Shares in AIB closed the session 2.6 per cent higher, at 18.9 cent. Bank of Ireland fell almost 11 per cent to 22 cent.

The company is expected to need between €2 billion and €3 billion in capital to cover higher mortgage losses at its bank, Permanent TSB, and the cost of selling excess assets to reduce its size over the next three years.

Permanent TSB today moved to reassure deposit holders and mortgage account customers that there would be no changes to their position.

Chief executive David Guinane said regardless of the outcome of the stress tests, the position of deposit holders was guaranteed.

"Clearly these are difficult days for the entire banking industry in Ireland but I can absolutely reassure customers - including those customers who have recently joined us from Irish Nationwide - that there nothing that may occur over the coming days will in any way change the deposit guarantee that they have enjoyed in recent months or that they would enjoy in any other bank in Ireland," he said.

"This process is about ensuring that Irish banks are even stronger in the months and years ahead and capable of withstanding the most difficult circumstances imaginable. It doesn't mean that those circumstances are expected but it does mean that even were they to emerge, the banks will have the strength to get through them."

The governing council of the European Central Bank (ECB) has yet to decide whether it will proceed with a new medium-term liquidity facility for Ireland’s banks, an informed source said last night.

Amid intensive discussions about a years-long support programme tailor-made for the Irish lenders, uncertainty remains over the legality of providing such aid for banks which are not held to be financially sound.

There are fears in some quarters that such a scheme would leave the ECB open to legal attack under the EU treaties as an initiative for the direct monetary financing of government liabilities. In this context, legal advisers are reviewing Article 123 of the Treaty on the Functioning of the EU, which prohibits “overdraft facilities or any other type of credit facility with the ECB” in favour of central governments or the public undertakings of member states.

The ECB governing council has yet to see the Government’s proposed restructuring plan for the banks. It wants a specific commitment from the Government to execute such a plan in its entirety in the years ahead.

Mr Bruton said it was hard to ease Irish banks' dependence on central bank liquidity as long as they were undercapitalised.

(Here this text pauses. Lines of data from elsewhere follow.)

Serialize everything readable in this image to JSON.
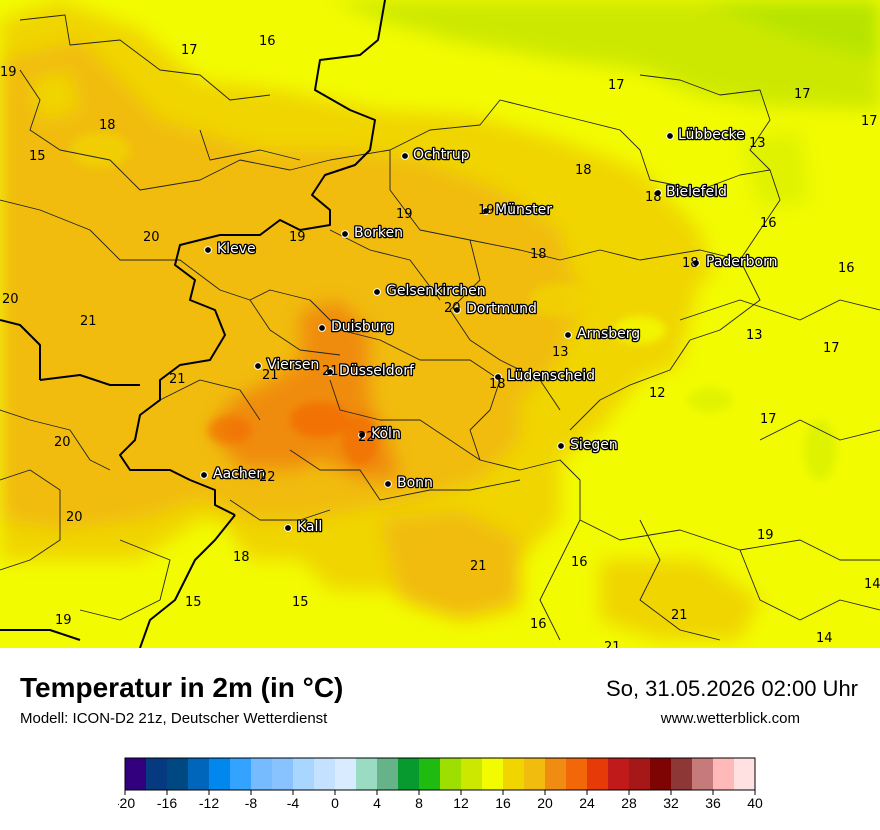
{
  "map": {
    "cities": [
      {
        "name": "Ochtrup"
      },
      {
        "name": "Lübbecke"
      },
      {
        "name": "Bielefeld"
      },
      {
        "name": "Münster"
      },
      {
        "name": "Borken"
      },
      {
        "name": "Kleve"
      },
      {
        "name": "Paderborn"
      },
      {
        "name": "Gelsenkirchen"
      },
      {
        "name": "Dortmund"
      },
      {
        "name": "Duisburg"
      },
      {
        "name": "Arnsberg"
      },
      {
        "name": "Viersen"
      },
      {
        "name": "Düsseldorf"
      },
      {
        "name": "Lüdenscheid"
      },
      {
        "name": "Köln"
      },
      {
        "name": "Siegen"
      },
      {
        "name": "Aachen"
      },
      {
        "name": "Bonn"
      },
      {
        "name": "Kall"
      }
    ],
    "temperatures": [
      {
        "value": "17"
      },
      {
        "value": "16"
      },
      {
        "value": "19"
      },
      {
        "value": "17"
      },
      {
        "value": "17"
      },
      {
        "value": "17"
      },
      {
        "value": "18"
      },
      {
        "value": "15"
      },
      {
        "value": "13"
      },
      {
        "value": "18"
      },
      {
        "value": "18"
      },
      {
        "value": "19"
      },
      {
        "value": "19"
      },
      {
        "value": "20"
      },
      {
        "value": "19"
      },
      {
        "value": "16"
      },
      {
        "value": "18"
      },
      {
        "value": "18"
      },
      {
        "value": "16"
      },
      {
        "value": "20"
      },
      {
        "value": "21"
      },
      {
        "value": "20"
      },
      {
        "value": "13"
      },
      {
        "value": "13"
      },
      {
        "value": "17"
      },
      {
        "value": "21"
      },
      {
        "value": "21"
      },
      {
        "value": "21"
      },
      {
        "value": "18"
      },
      {
        "value": "12"
      },
      {
        "value": "20"
      },
      {
        "value": "22"
      },
      {
        "value": "17"
      },
      {
        "value": "22"
      },
      {
        "value": "20"
      },
      {
        "value": "19"
      },
      {
        "value": "18"
      },
      {
        "value": "16"
      },
      {
        "value": "21"
      },
      {
        "value": "14"
      },
      {
        "value": "15"
      },
      {
        "value": "15"
      },
      {
        "value": "19"
      },
      {
        "value": "21"
      },
      {
        "value": "16"
      },
      {
        "value": "21"
      },
      {
        "value": "14"
      }
    ]
  },
  "footer": {
    "title": "Temperatur in 2m (in °C)",
    "model": "Modell: ICON-D2 21z, Deutscher Wetterdienst",
    "datetime": "So, 31.05.2026 02:00 Uhr",
    "website": "www.wetterblick.com"
  },
  "legend": {
    "min": -20,
    "max": 40,
    "step": 2,
    "tick_labels": [
      "-20",
      "-16",
      "-12",
      "-8",
      "-4",
      "0",
      "4",
      "8",
      "12",
      "16",
      "20",
      "24",
      "28",
      "32",
      "36",
      "40"
    ],
    "colors": [
      "#32007f",
      "#053a80",
      "#004882",
      "#0066bb",
      "#0088ee",
      "#33a3ff",
      "#77bbff",
      "#88c2ff",
      "#a9d6ff",
      "#c4e2ff",
      "#d9ecff",
      "#99dcc3",
      "#66b38a",
      "#079a2f",
      "#20bb11",
      "#9ddf00",
      "#cde800",
      "#f2fb00",
      "#f0d500",
      "#f1bc0d",
      "#f08c11",
      "#f26809",
      "#e63a09",
      "#c11a1a",
      "#a61717",
      "#7e0404",
      "#8e3737",
      "#c77a7a",
      "#ffb9b9",
      "#ffe1e1"
    ]
  }
}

"It is very difficult to improve banks' liquidity need, when there is a feeling that banks do not have enough capital," he said.

Majority Government control of Irish Life & Permanent is now considered inevitable given the amount of cash it must raise following the capital and funding stress tests. The share price collapse yesterday – down 34 cent to 41 cent – gives the company a market value of €110 million.

The Department of Finance moved to reassure IL&P depositors last night, saying that the stress tests would set capital requirements to make the banks sustainable and safeguard deposits.

IL&P is expected to name Alan Cook, the former managing director of Post Office, the financial services company owned by the Royal Mail in the UK, as the company’s new chairman after Gillian Bowler steps down tomorrow.